Geçtiğimiz hafta bu köşede, Kişisel Verilerin Korunması Kanunu kapsamında Kişisel Verileri Koruma Kurulu tarafından verilen en güncel kararlardan bazılarını derlemiştik. Bu derlediğimiz kararlar, bir aykırılık görülen ve bu aykırılığın da ceza ile yaptırıma uğratıldığı kararlardı. Bu haftaki köşemizde, geçen haftanın aksine, ceza verilmesine gerek bulunmadığı yönündeki bazı kararları inceleyelim. Tekrar, bu kararların detaylı olduğunu, herhangi bir sonuca varmadan önce kararın tamamının, iddia-cevapların, hukuki gerekçelerin okunması gerektiğini de belirtelim.
İlk karar, borç nedeniyle borçluların aranıp mesaj atılması ile ilgili. Bir hukuk bürosu çalışanı, büronun müvekkili olan şirketin bir borçlusunu, borcu nedeniyle, telefonla arıyor. Ayrıca beş kez mesaj gönderiyor. Telefonla aramadan önce aydınlatma yükümlülüğünün yerine getirilmediği, kişiye sık mesaj gönderilmesi ve hukuka aykırı elde edilen veriler ile kişinin kimlik ve iletişim bilgilerinin edinildiği iddialarıyla şikayet ediliyor. Kurul bir hakkın yerine getirilmesi için aslında ayda yalnızca bir kez mesaj attığı ve bunun dürüstlük kuralına uygun olduğu bulgusuyla, aydınlatma yükümlülüğü konusunda ise başvurucunun veri sorumlusuna başvurularında yeterli bilgi bulunmadığı nedeniyle, ve hukuka aykırı yollarla elde edilen bilgilerin kullanıldığı iddiasında ise iddiayı tevsik edici herhangi bir bilgi bulunmadığı gerekçeleriyle, hukuk bürosuna ceza verilmemesi gerektiğine karar veriyor. Burada önemli olan fikrimce şu; kurula şikayet yapılmadan önce veri sorumlusu olan şirkete başvuru ve bu başvurunun içeriği, sonradan kurulun vereceği kararda oldukça önemli. Ayrıca soyut olup da altında tevsik edici bilgi-belge bulunmayan iddialar, sonuca pek gitmiyor.
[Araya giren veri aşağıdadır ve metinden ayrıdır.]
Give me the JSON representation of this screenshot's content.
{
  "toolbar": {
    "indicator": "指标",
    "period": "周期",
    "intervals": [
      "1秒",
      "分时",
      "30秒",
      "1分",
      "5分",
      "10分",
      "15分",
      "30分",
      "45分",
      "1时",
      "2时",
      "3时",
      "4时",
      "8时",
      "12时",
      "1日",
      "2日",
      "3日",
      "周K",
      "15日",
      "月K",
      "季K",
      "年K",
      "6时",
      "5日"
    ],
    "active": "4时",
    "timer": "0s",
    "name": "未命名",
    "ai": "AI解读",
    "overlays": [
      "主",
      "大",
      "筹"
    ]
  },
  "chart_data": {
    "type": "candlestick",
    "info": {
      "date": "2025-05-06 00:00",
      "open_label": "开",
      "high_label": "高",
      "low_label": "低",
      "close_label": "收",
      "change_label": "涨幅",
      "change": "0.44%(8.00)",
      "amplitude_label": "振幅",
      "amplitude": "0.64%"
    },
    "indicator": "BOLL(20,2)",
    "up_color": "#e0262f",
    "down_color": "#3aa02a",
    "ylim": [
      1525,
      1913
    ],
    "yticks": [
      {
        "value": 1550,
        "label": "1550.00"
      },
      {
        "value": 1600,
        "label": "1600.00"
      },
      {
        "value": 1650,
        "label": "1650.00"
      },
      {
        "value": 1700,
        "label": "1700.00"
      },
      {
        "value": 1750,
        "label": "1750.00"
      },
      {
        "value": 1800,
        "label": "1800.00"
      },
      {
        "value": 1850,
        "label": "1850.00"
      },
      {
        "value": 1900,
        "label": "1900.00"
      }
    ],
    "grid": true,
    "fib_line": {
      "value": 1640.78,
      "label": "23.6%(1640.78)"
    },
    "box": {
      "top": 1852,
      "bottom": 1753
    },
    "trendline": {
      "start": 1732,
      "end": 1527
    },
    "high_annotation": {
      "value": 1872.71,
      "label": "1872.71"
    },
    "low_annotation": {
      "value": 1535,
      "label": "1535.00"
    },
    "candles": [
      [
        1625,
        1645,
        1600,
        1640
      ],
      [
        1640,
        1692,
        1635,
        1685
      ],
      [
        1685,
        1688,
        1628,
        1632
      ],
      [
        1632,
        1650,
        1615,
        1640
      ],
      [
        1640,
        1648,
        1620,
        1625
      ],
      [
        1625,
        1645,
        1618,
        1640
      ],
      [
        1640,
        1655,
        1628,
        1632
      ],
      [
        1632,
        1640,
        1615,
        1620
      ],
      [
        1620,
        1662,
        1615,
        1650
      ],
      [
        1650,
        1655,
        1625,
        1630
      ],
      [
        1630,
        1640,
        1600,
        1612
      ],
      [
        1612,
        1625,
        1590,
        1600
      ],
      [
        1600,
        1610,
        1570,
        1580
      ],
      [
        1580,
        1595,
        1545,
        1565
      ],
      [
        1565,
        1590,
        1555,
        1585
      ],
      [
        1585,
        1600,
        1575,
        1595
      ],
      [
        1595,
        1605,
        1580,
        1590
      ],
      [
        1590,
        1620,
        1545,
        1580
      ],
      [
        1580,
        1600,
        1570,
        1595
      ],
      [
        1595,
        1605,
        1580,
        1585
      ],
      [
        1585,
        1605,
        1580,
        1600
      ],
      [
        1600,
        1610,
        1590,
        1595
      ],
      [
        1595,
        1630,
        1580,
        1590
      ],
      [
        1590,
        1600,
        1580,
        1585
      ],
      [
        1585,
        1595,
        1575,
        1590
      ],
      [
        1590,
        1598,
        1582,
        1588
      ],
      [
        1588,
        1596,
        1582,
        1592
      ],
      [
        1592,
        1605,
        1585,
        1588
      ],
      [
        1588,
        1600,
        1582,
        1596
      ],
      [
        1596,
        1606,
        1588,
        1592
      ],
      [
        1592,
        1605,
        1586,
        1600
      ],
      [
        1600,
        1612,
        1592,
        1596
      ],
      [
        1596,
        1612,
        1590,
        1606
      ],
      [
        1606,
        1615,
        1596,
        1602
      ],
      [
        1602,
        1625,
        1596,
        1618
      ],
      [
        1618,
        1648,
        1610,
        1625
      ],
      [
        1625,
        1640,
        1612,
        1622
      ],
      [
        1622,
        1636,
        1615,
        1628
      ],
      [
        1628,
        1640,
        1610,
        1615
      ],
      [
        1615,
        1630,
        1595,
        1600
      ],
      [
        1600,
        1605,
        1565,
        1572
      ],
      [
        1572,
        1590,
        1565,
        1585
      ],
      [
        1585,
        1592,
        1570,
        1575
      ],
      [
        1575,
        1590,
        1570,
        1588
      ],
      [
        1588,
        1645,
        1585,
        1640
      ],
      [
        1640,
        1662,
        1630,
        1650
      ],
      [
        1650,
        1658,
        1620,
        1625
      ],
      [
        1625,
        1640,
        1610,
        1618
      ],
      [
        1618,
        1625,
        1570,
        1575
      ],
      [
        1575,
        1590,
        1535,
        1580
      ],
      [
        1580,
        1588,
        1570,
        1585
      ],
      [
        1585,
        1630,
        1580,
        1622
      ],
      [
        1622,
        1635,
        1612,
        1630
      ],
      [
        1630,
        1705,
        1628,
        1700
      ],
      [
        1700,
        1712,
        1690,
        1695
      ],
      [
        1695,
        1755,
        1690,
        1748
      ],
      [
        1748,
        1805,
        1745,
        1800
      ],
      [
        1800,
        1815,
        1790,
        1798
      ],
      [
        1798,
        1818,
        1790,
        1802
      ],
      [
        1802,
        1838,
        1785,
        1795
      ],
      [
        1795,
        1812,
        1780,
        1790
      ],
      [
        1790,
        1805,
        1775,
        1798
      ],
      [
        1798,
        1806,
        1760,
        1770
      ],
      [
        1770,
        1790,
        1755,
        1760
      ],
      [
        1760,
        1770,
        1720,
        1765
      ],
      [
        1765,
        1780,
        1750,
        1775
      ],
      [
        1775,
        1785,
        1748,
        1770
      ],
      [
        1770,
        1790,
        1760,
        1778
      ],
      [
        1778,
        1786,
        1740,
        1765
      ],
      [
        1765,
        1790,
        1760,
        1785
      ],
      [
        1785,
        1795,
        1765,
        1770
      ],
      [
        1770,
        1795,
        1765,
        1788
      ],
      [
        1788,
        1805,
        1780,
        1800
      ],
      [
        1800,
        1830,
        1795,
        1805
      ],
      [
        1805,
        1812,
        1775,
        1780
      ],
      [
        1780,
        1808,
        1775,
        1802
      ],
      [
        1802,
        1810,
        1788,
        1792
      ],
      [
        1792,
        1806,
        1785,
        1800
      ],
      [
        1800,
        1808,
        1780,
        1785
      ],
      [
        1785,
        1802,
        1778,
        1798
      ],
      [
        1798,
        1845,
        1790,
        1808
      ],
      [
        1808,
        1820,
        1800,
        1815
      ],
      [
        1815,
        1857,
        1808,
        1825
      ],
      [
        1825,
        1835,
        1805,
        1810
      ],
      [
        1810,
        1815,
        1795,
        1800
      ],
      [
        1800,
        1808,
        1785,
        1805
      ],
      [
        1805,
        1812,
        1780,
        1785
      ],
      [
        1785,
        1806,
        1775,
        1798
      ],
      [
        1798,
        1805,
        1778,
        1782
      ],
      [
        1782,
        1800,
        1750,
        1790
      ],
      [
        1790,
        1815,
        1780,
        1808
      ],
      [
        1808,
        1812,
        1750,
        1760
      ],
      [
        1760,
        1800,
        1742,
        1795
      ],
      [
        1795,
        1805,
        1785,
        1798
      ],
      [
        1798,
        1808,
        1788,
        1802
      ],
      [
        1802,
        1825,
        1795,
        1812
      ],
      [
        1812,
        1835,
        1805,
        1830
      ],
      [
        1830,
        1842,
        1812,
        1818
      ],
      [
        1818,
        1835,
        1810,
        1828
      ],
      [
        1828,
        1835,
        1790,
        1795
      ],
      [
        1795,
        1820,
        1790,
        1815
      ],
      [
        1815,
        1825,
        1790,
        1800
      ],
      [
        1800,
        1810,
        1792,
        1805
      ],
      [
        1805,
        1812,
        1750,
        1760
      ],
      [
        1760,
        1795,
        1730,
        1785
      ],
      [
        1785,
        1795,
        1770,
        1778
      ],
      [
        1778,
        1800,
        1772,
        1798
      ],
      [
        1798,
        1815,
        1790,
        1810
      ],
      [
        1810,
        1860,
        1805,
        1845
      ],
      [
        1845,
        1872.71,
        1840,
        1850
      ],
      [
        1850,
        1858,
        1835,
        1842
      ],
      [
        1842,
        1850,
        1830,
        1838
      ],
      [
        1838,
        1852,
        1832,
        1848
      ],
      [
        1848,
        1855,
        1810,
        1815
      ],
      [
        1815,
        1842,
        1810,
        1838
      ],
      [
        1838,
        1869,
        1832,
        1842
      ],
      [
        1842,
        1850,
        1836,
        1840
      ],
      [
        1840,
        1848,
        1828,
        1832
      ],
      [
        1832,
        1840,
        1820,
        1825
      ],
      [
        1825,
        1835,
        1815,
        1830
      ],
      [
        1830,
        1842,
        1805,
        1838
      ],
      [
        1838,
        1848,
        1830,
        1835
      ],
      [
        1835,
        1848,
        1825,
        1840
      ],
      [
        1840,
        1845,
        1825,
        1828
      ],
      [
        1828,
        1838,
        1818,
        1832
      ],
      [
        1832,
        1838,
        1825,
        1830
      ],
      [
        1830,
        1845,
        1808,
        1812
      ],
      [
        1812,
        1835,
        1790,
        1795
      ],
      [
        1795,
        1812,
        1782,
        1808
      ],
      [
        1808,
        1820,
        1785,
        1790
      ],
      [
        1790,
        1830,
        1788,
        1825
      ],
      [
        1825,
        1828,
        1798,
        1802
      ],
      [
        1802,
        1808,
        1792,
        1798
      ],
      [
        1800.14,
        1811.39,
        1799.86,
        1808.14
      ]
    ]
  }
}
İnceleyeceğimiz diğer karar ise oldukça uzun ve detaylı. Pazarlama bölümünde çalışan personel, iddiaya göre, şirketle ilgili gizli belgeleri şirket e-postasından şahsi e-postasına gönderiyor, buna ilave olarak bir çalışan ile olan telefon görüşmesini izinsiz kaydedip bu kaydı yine aynı şirket e-posta adresinden kendi şahsi adresine gönderiyor. Denetimde bu hususlar tespit ediliyor ve çalışan ile yollar ayrılıyor. Ardından, şirketin kendisine atadığı kurumsal e-posta adresindeki içeriklerin şirket tarafından izlendiği ve buna bağlı olaylarla ilgili hukuka aykırılıklar olduğu iddialarıyla şirketi şikayet ediyor. Kurulun olayla ilgili vardığı sonuçlar arasında şunlar öne çıkıyor: Toplu bir şekilde, iş sözleşmesi ekinde imzalatılan veri koruma hukukunu ilgilendiren evrak takımının “yanıltıcı şekilde alelacele imzalatıldığı” iddiası soyut bir iddia olup, bunu destekleyici somut emareler yoksa, bu iddiayı Kurul dinlememiş. Şirket, e-postaların yalnızca iş için kullanılacağı yönünde taahhütname imzalatmış, ve bununla ilgili aydınlatma yükümlülüğünü de yerine getirmişse; o zaman Kurul, veri sorumlusu olan şirketin hem de ticari bilgilerinin transferinin izlenmesini haklı menfaat kapsamında değerlendirmiş, ve zira burada Türk Borçlar Kanunu 396 ve İş Kanunu 25. Maddelere atıf yapmış. Denetim yapılmasını da ölçülülük ilkesine uygun olarak değerlendirmiş. Sonuç olarak, bu olayda veri sorumlusu olan şirketin veri işleme hareketlerini kanuna uygun bulup, şikayetçinin tüm şikayetlerini reddetmiş.